Имущество и активы, принадлежащие семьям и физическим лицам, городскому совету и сельскохозяйственному синдикату, были переданы в общую собственность. Все члены синдиката автоматически становились членами артели. Новые члены принимались решением общего собрания. Это был основной руководящий орган коммуны, и его роль, наряду с правами и обязанностями членов, была определена в конституции. Выход из коммуны разрешался, но в этом случае она оставляла за собой право не возвращать товар и имущество, чтобы защититься от спекуляций. Для управления была создана комиссия из пяти человек. Один из них выполнял функции секретаря, в задачи остальных входило управление поставками продуктов питания, сельским хозяйством, производством и общественным образованием.

Коммуна разделяла ценности либертарного социализма. Один из его признаков — отказ от института брака. Кроме того, общим собранием был принят коммунистический принцип распределения по потребностям. Комитет обороны выпускал ваучеры, которые можно было обменять на товары в местных продовольственных магазинах. Услуги предоставлялись бесплатно. Деньги были отменены. Вместо стандартного пайка, как в Мас-де-лас-Матас, в Алькорисе ввели балльную систему. Это означало, что люди и семьи могли выбирать из имеющихся запасов то, что им нужнее. В перестроенной церкви разместили кинотеатр, а в монастыре — школу. Были открыты четыре бакалейные лавки и четыре мясные, текстильный кооператив, магазин галантерейных товаров и портняжная мастерская, парикмахерские и цирюльни, гостиница, столярная мастерская и кузница, организованы завод по производству соли и племенная ферма, имелось общее стадо коров.

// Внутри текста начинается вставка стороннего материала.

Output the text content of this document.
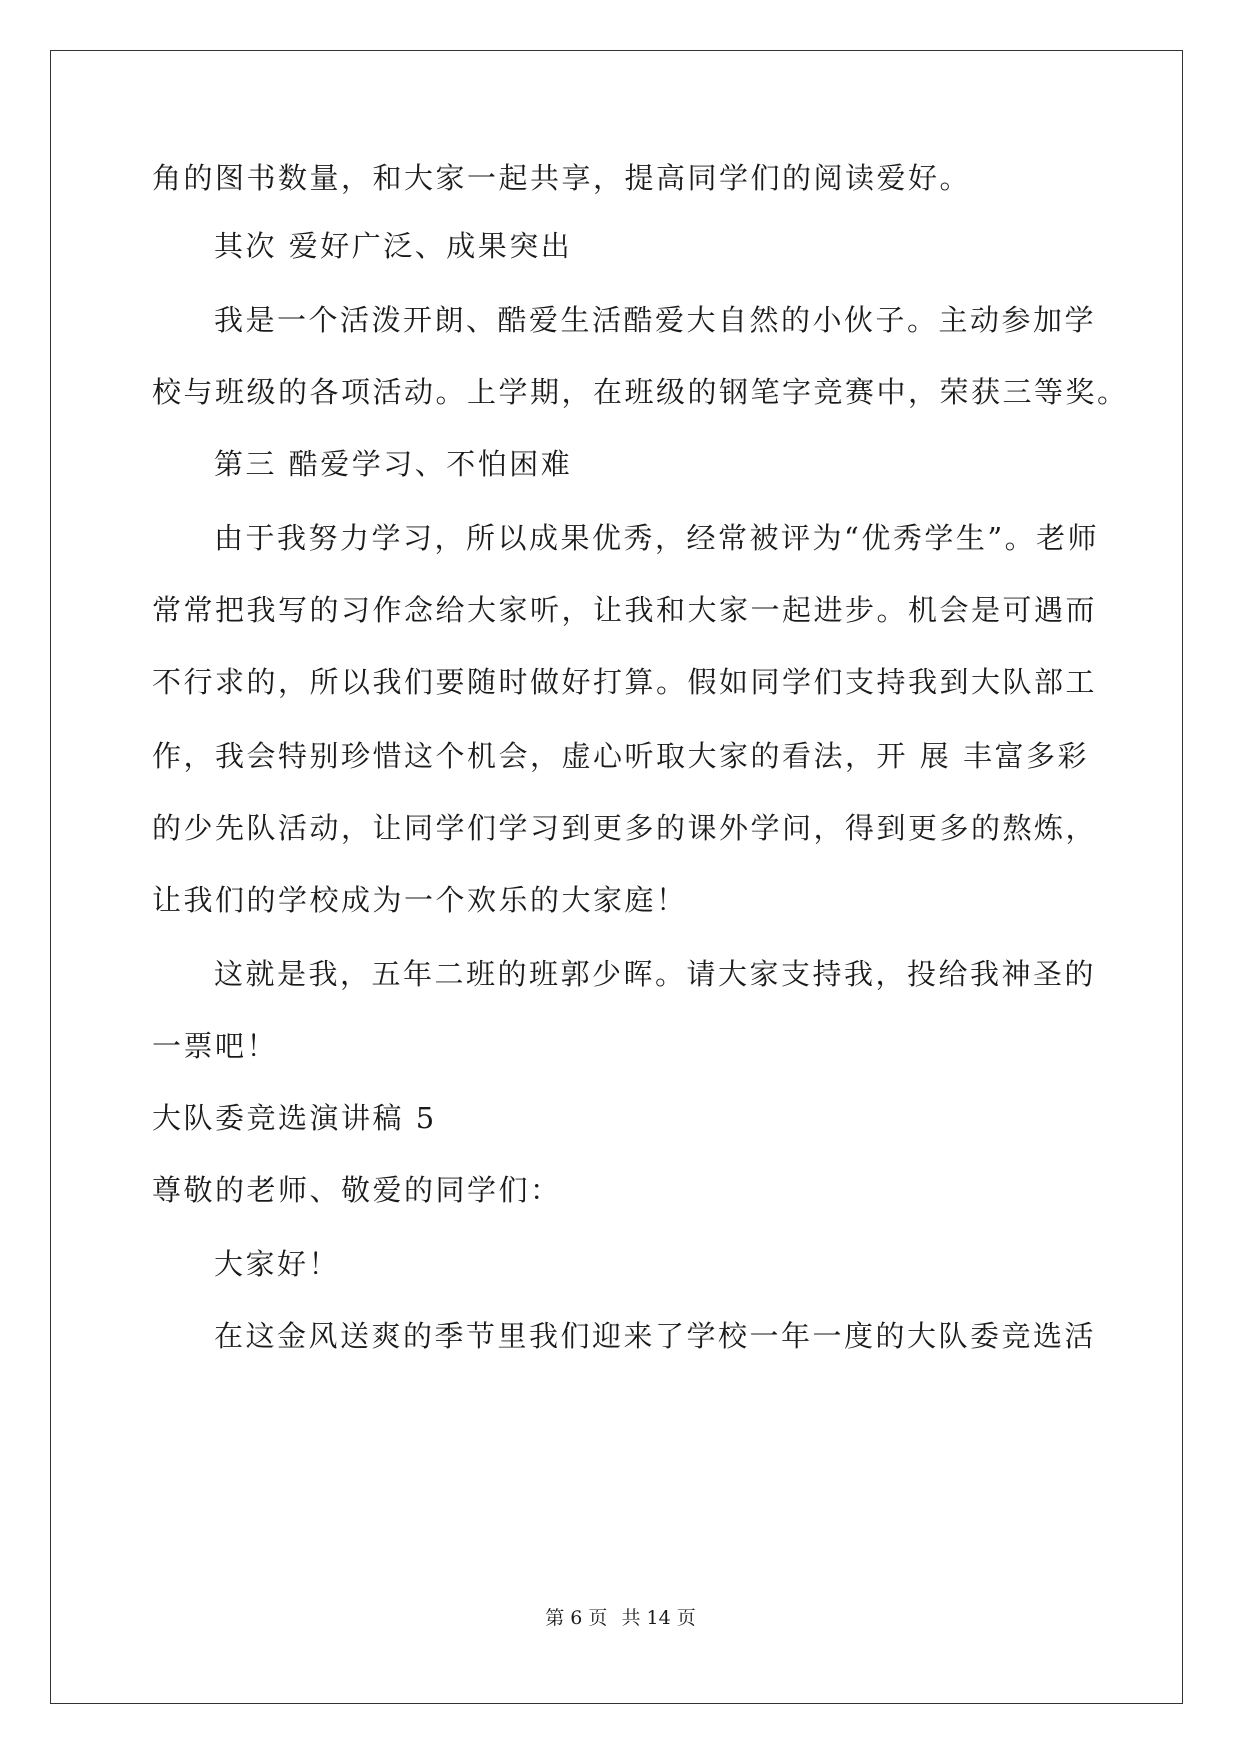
角的图书数量，和大家一起共享，提高同学们的阅读爱好。
其次 爱好广泛、成果突出
我是一个活泼开朗、酷爱生活酷爱大自然的小伙子。主动参加学
校与班级的各项活动。上学期，在班级的钢笔字竞赛中，荣获三等奖。
第三 酷爱学习、不怕困难
由于我努力学习，所以成果优秀，经常被评为“优秀学生”。老师
常常把我写的习作念给大家听，让我和大家一起进步。机会是可遇而
不行求的，所以我们要随时做好打算。假如同学们支持我到大队部工
作，我会特别珍惜这个机会，虚心听取大家的看法，开 展 丰富多彩
的少先队活动，让同学们学习到更多的课外学问，得到更多的熬炼，
让我们的学校成为一个欢乐的大家庭！
这就是我，五年二班的班郭少晖。请大家支持我，投给我神圣的
一票吧！
大队委竞选演讲稿 5
尊敬的老师、敬爱的同学们：
大家好！
在这金风送爽的季节里我们迎来了学校一年一度的大队委竞选活
第 6 页 共 14 页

По словам Гастона Леваля, администрация «отвечала за обеспечение жильем и мебелью всех новых семей». Все остальное «распределялось в специально организованных магазинах, где покупки каждой семьи вносились в общий реестр для детального изучения тенденций потребления»[273]. Если бы на деятельности коммуны не сказывались ограничения, обусловленные войной, то вполне можно было организовать статистический комитет, чтобы «научно сбалансировать производство и потребление» и управлять местными поставками товаров для удовлетворения потребностей, как предлагал Джеймс Гильом в эссе «Идеи социальной организации» (Ideas on Social Organization, 1876)[274]. Вместо этого использовалась «система компенсационной взаимопомощи»[275] для обмена внутри кантона, а для организации обмена с соседними регионами была создана бартерная система. Подобным образом коммуны функционировали не только в Арагоне, но и в городах и деревнях Леванте, Каталонии и Кастилии.

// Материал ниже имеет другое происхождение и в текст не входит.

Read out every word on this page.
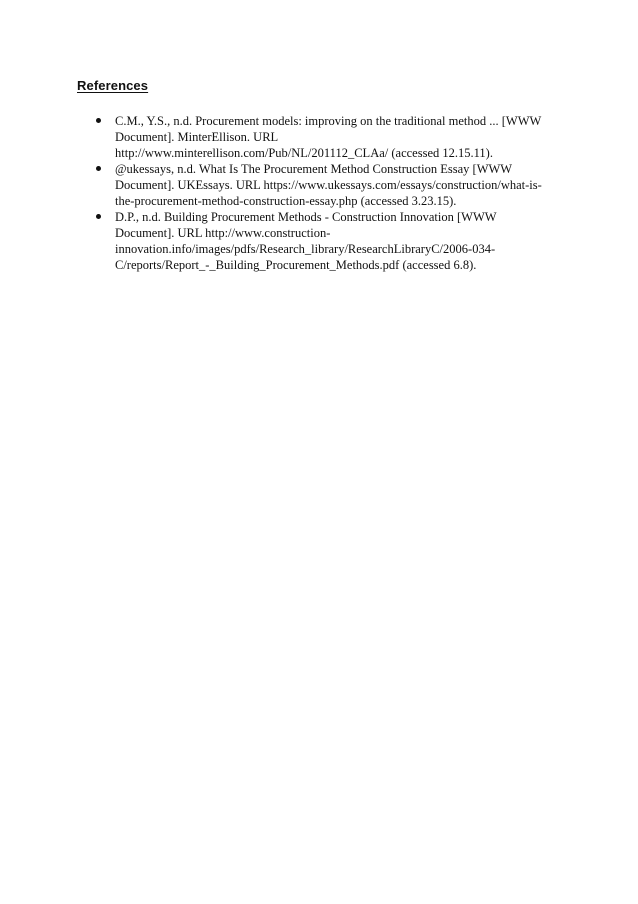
References
C.M., Y.S., n.d. Procurement models: improving on the traditional method ... [WWW Document]. MinterEllison. URL http://www.minterellison.com/Pub/NL/201112_CLAa/ (accessed 12.15.11).
@ukessays, n.d. What Is The Procurement Method Construction Essay [WWW Document]. UKEssays. URL https://www.ukessays.com/essays/construction/what-is-the-procurement-method-construction-essay.php (accessed 3.23.15).
D.P., n.d. Building Procurement Methods - Construction Innovation [WWW Document]. URL http://www.construction-innovation.info/images/pdfs/Research_library/ResearchLibraryC/2006-034-C/reports/Report_-_Building_Procurement_Methods.pdf (accessed 6.8).
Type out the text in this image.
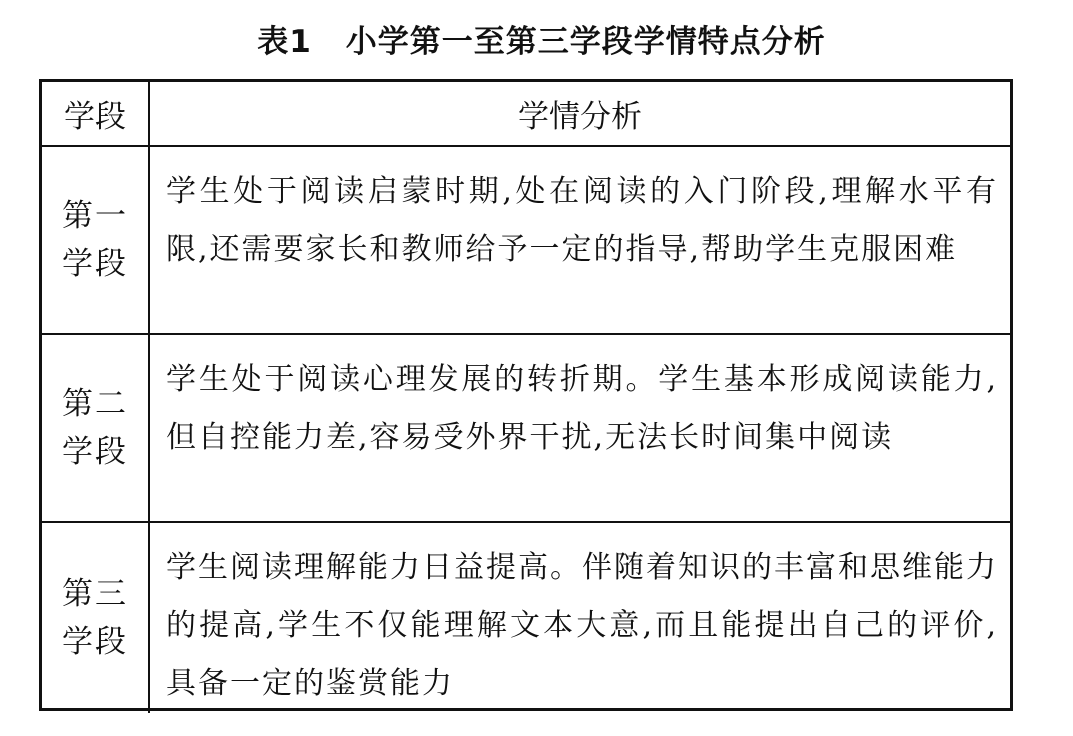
表1 小学第一至第三学段学情特点分析
学段	学情分析

第一
学段	学生处于阅读启蒙时期,处在阅读的入门阶段,理解水平有限,还需要家长和教师给予一定的指导,帮助学生克服困难

第二
学段	学生处于阅读心理发展的转折期。学生基本形成阅读能力,但自控能力差,容易受外界干扰,无法长时间集中阅读

第三
学段	学生阅读理解能力日益提高。伴随着知识的丰富和思维能力的提高,学生不仅能理解文本大意,而且能提出自己的评价,具备一定的鉴赏能力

Так чем же на самом деле индивидуалисты отличаются от коммунистов? Есть, пожалуй, две извечные проблемы, которые стороны находят в конституциях друг друга. Индивидуалистов беспокоит, что анархо-коммунизм допускает или даже требует ущемления прав отдельных лиц, чтобы удовлетворить моральные обязательства коммунистов в отношении общей собственности. Индивидуалисты считают разумным и возможным оценивать вклад каждого в коллективное благополучие и полагают, что каждый должен быть вознагражден за потраченное время или за свой труд. Поэтому они плохо представляют себе, как коммунизм можно воплотить в жизнь без принуждения.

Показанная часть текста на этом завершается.